Running, bicycling and swimming were the three basic disciplines featured in adventure racing’s early days, due to the sport’s foundation in ironman triathlons. Nowadays, these fundamentals are widely divergent in terms of frequency seen: Whereas running is nearly always part of an adventure racing competition, the once-essential bicycling leg is not as frequently seen as in the 1990s and swimming has become a rarity thanks to the very nature of the sport, i.e. it’s damn difficult to navigate by compass while in the middle of the lake or a mile off the ocean shore…
Orienteering enjoys a strange duality in the adventure racing world in that, while not an altogether unique sport per se, orienteering is important enough to success that one team member’s designation – the Navigator or “Nav” – is devoted to the idea. In fact, orienteering is the skill which sets adventure racing apart from all other timed races, as it’s essentially the sole sport with no set course.
The necessity of good hiking skills goes without saying for most competitions, though Australia- and North America-based competitions are often set in a desert locale, so little hiking is needed for these.
Climbing is another discipline that adventure racing teams devote much training time to, but its inclusion in an adventure race is again dependent entirely on venue. The inclusion of proper climbing challenges in early adventure racing inspired most course designers thereafter to include some of this skill. An ultimate extension of this is the Red Fox race held in Russia, a riverfront competition with scads of rock climbing and rope work involved.
The very popular inclusion of water events such as whitewater rafting, kayaking, canoeing, rafting or even tubing (dude!) results from the fact that swimming isn’t always the easiest sport for organizers to include: Oceans are out until the England-to-France adventure race debuts, and swimming in rivers is problematic even for the strongest swimmers. On the other hand, rivers are readily available in most exotic locations chosen for competitions, and the equipment needed is lightweight enough so as to be portable. (Competitions involving rafting or kayaking will also include the second-team concept who moves the equipment from checkpoint to checkpoint for the first team on the course.

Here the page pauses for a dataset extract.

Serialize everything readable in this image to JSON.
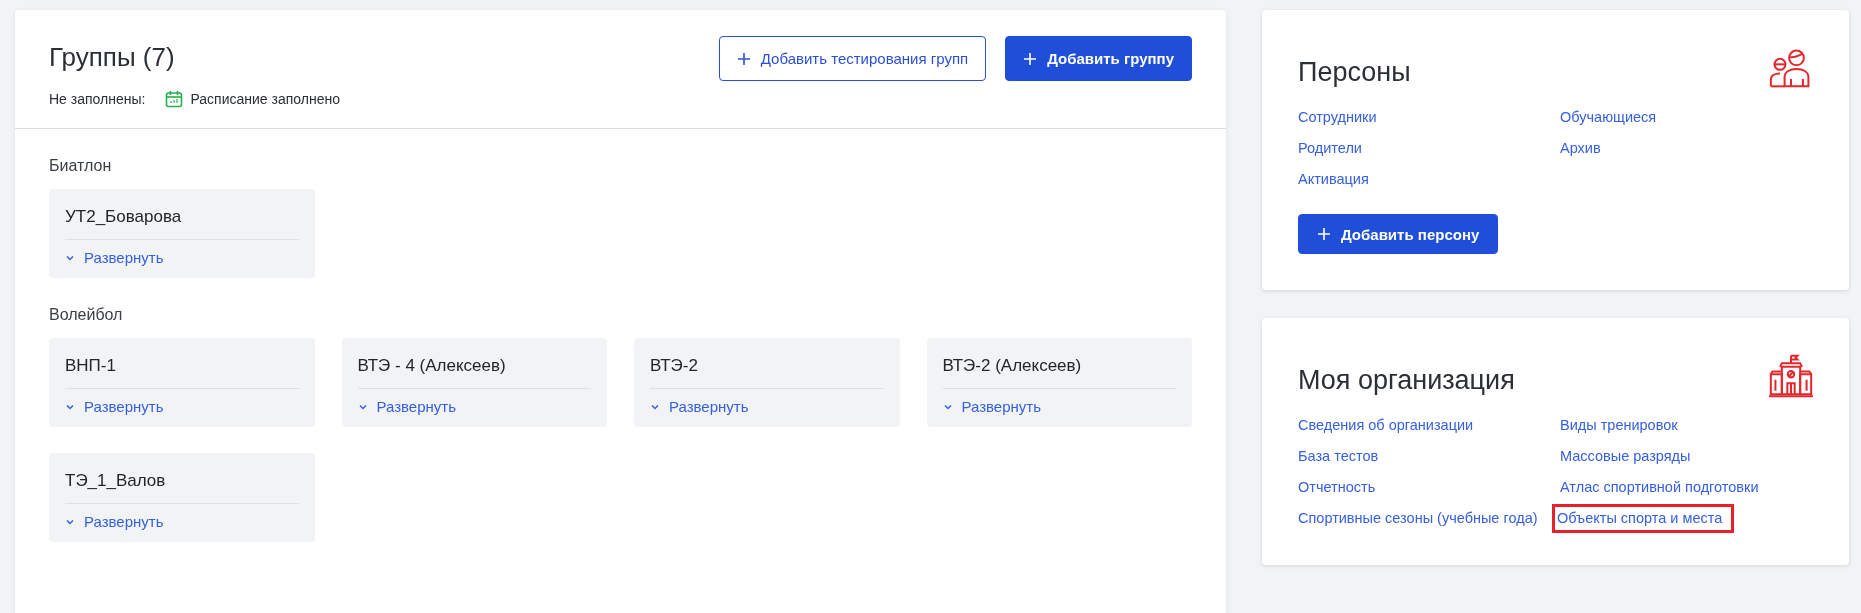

Downhill and cross-country skiing got on the adventure racing radar early, with the Alpine Ironman competitions of the early 1980s. These included the locally popular sport of downhill skiing in his competition, though today you’re much more likely to see a long leg of competition devoted to cross-country skiing – and in the insane Canada- and Alaska-based winter races, cross-country skiing *will* be included.
The peculiar wrinkle of camel riding was added by Hollywood – specifically TV producer Mark “Survivor” Burnett for his Americanized version of the Raid Gauloises in 1995. Australian organizers have yet to really warm to the idea of including camel riding in their desert-based adventure racing events, but any North American, African or Asian event may include the good ol’ dromedaries to test the competitors’ skills (and patience, probably).
Paragliding and hang-gliding are rarely seen events among adventure races, having first entered the realm in the early 2000s. Such an inclusion can be traced back to American competitions’ early relationship with the X-Games series on ESPN. Thanks to this semi-relationship, “extreme” sports such as kick-scooters, in-line skates and snowboards may be substituted for their traditional counterparts.
The latest major discipline to be added to the adventure sports retinue? That would probably be sailing, which was added to the burgeoning catalogue when Royal Navy Cmdr. Duncan Forer organized the first “Solent Amphibious Challenge” in 2012. This race was reportedly the world’s first sea/land adventure race and is designed to put the best naval navigators to the test. Unfortunately for those competitors looking to test their mettle in this newly-added discipline, alas: The competition is open only to teams sponsored by British Armed Forces teams.